Delaware ‘Pain-Capable Unborn Child Protection Act’ (SB 205)
This law was last updated on Jan 4, 2019
SB 205 would prohibit performing or inducing an abortion unless the physician first makes a determination of the probable post-fertilization age of the fetus, except in cases of a medical emergency.
The bill would ban abortions at 20 weeks post-fertilization unless, in the physician’s reasonable medical judgment, an abortion is necessary to prevent serious health risk to the pregnant person.
The bill states that no condition may be deemed a medical emergency arises if it is based on a claim or diagnosis that the patient will engage in conduct that may result in their death or in substantial and irreversible physical impairment of a major bodily function.
The bill also states that an abortion performed after 20 weeks must be performed in a manner that provides the best opportunity for the fetus to survive, unless in the physician’s reasonable medical judgment, termination of the pregnancy in that manner would pose a greater risk of death or substantial and irreversible physical impairment of a major bodily function than would another method. No such greater risk would exist if it is based on a claim or diagnosis that the patient will engage in conduct which will result in her death or in substantial and irreversible physical impairment of a bodily function.
The bill includes legislative findings based on junk science that a fetus can feel pain at 20 weeks.
Any person who intentionally or recklessly performs or induces or attempts to perform or induce an abortion in violation of this Act would be guilty of a class D felony.
Any physician or other licensed medical practitioner who intentionally or recklessly performs or induces an abortion in violation of this provision would be subject to discipline from the applicable licensure board for that conduct, including, but not limited to, loss of professional license to practice.

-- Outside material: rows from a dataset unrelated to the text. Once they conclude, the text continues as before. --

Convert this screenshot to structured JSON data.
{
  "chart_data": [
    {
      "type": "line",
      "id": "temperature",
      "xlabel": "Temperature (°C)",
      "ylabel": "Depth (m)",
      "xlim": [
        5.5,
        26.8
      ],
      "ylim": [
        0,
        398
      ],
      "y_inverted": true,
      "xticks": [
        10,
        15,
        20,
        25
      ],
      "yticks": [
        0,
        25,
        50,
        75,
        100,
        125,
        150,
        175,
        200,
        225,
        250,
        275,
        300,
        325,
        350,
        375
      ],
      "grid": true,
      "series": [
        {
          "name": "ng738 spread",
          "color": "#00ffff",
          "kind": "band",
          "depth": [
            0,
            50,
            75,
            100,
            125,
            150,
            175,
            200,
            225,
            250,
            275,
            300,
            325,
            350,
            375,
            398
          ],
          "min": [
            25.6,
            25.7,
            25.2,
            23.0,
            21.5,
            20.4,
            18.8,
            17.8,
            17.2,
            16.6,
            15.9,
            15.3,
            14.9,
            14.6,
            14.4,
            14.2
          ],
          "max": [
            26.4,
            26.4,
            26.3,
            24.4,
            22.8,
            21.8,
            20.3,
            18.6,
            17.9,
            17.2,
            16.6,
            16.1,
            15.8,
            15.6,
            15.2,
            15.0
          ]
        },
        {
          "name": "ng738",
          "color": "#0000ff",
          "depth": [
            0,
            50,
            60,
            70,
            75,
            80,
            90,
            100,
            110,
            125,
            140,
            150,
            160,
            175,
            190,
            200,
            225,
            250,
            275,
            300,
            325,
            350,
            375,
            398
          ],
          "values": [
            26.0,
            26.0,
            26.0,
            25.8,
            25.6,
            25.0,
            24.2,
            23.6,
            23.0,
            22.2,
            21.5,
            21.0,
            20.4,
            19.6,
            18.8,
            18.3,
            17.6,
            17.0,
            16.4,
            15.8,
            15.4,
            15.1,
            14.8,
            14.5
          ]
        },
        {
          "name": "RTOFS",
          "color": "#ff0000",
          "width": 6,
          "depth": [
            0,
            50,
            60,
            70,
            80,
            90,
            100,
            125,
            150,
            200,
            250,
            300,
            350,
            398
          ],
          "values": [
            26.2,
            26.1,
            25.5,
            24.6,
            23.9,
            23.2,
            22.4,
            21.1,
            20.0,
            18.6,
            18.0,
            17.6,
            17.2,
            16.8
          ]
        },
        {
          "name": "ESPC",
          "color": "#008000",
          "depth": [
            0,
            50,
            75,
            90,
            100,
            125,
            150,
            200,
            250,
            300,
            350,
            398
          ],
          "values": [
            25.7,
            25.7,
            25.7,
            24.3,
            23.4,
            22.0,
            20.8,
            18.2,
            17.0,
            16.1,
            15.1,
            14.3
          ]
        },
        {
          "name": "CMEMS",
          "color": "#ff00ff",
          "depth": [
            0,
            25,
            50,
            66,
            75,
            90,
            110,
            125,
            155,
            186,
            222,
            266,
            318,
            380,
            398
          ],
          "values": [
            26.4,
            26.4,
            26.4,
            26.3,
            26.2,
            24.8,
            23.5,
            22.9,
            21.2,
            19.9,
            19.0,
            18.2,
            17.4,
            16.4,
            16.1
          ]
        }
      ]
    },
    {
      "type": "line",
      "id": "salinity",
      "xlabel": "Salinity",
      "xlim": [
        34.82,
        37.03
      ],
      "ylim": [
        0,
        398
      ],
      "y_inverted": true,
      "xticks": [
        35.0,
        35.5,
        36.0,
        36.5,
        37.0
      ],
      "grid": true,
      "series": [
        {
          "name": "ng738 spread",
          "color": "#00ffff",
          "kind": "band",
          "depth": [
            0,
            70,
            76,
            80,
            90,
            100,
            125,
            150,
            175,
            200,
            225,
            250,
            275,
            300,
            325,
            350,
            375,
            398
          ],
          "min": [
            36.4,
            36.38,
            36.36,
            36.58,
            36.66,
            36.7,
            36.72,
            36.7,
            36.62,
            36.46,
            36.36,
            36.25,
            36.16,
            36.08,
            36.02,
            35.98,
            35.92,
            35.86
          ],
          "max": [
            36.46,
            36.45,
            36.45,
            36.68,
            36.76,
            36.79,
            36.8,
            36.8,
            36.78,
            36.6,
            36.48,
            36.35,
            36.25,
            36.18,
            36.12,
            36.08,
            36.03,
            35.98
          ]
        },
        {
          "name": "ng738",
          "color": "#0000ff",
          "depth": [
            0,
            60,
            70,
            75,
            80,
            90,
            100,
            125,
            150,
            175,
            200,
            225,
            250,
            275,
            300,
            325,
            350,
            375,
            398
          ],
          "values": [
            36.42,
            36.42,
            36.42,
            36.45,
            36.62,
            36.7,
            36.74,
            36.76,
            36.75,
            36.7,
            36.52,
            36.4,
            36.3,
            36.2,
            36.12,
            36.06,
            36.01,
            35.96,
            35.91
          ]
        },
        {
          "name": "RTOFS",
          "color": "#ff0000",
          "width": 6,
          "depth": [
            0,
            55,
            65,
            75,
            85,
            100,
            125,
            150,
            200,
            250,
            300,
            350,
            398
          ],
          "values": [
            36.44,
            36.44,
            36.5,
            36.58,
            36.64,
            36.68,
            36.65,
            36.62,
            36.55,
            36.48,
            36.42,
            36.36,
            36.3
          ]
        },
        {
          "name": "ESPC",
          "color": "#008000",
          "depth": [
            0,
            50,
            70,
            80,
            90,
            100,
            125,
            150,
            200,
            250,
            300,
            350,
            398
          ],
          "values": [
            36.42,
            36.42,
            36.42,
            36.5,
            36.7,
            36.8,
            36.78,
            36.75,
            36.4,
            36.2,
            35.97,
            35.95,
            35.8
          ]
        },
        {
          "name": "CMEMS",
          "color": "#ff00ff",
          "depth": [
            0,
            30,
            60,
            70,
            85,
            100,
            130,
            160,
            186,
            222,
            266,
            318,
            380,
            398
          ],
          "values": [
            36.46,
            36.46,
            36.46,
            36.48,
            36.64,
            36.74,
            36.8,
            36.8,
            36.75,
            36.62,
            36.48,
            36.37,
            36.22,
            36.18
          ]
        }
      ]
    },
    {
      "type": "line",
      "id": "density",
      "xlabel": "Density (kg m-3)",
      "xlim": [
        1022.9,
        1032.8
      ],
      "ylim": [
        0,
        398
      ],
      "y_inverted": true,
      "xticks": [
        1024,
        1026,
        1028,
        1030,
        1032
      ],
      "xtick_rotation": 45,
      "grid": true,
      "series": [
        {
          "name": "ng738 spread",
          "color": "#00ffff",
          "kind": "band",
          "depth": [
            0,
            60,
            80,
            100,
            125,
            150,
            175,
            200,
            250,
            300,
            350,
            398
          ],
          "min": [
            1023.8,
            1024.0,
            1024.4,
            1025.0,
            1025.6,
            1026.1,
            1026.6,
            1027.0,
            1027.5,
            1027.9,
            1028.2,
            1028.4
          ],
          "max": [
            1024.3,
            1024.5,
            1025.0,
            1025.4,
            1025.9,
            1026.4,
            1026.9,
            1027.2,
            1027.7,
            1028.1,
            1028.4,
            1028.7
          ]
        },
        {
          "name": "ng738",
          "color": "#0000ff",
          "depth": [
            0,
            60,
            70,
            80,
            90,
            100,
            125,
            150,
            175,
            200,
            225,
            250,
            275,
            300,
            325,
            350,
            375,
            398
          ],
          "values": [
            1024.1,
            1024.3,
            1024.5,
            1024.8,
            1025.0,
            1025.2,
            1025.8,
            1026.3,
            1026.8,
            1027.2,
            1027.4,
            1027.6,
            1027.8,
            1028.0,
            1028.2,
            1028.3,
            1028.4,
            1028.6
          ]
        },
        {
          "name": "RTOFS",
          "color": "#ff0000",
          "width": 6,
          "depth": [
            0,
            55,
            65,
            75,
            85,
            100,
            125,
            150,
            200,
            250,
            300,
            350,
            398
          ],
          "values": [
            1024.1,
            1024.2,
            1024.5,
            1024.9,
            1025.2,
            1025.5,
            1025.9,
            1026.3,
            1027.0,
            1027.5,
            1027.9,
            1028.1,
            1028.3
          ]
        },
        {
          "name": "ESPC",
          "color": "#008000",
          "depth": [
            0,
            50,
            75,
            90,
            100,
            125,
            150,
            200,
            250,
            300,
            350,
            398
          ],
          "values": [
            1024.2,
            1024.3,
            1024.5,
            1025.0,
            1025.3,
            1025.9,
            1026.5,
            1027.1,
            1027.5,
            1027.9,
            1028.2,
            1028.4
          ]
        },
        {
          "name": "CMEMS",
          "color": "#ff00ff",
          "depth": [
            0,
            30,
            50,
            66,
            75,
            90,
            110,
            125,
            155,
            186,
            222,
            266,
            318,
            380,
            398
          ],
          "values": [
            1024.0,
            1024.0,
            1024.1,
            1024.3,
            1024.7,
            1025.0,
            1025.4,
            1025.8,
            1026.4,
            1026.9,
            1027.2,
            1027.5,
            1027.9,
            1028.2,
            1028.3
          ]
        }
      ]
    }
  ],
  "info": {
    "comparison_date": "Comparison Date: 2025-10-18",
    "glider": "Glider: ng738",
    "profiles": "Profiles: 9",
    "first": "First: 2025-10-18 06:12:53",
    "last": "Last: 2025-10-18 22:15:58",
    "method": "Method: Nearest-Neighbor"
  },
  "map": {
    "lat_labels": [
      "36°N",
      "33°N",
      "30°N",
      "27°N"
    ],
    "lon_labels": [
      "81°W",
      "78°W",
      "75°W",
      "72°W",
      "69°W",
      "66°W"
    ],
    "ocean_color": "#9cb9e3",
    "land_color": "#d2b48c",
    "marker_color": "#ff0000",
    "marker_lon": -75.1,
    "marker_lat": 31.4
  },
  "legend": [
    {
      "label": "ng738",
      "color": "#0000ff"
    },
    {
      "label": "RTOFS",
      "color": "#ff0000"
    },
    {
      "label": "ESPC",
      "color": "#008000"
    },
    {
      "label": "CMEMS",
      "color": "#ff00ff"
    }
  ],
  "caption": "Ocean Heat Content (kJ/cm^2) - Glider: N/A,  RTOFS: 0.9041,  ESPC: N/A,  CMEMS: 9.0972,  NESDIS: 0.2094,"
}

Physician Reporting Requirements
Abortion providers would be required to report certain information for each procedure to the department, including:
- probable post-fertilization age:
- if the determination of probable post-fertilization age was made, whether an ultrasound was used, and the week of probable post-fertilization age determined;
- if a determination of probable post-fertilization age was not made, why not—what was the basis for a determination that a medical emergency existed;
- method of abortion;
- if the probable post-fertilization age was 20 weeks or more, the basis for a determination that a medical condition necessitated an immediate abortion to avert the patient’s death or serious injury;
- if the probable post-fertilization age was 20 weeks or more and an abortion was performed, whether the method performed provided the best opportunity for the fetus to survive, and if not, why not.
Based on model legislation drafted by the National Right to Life Committee.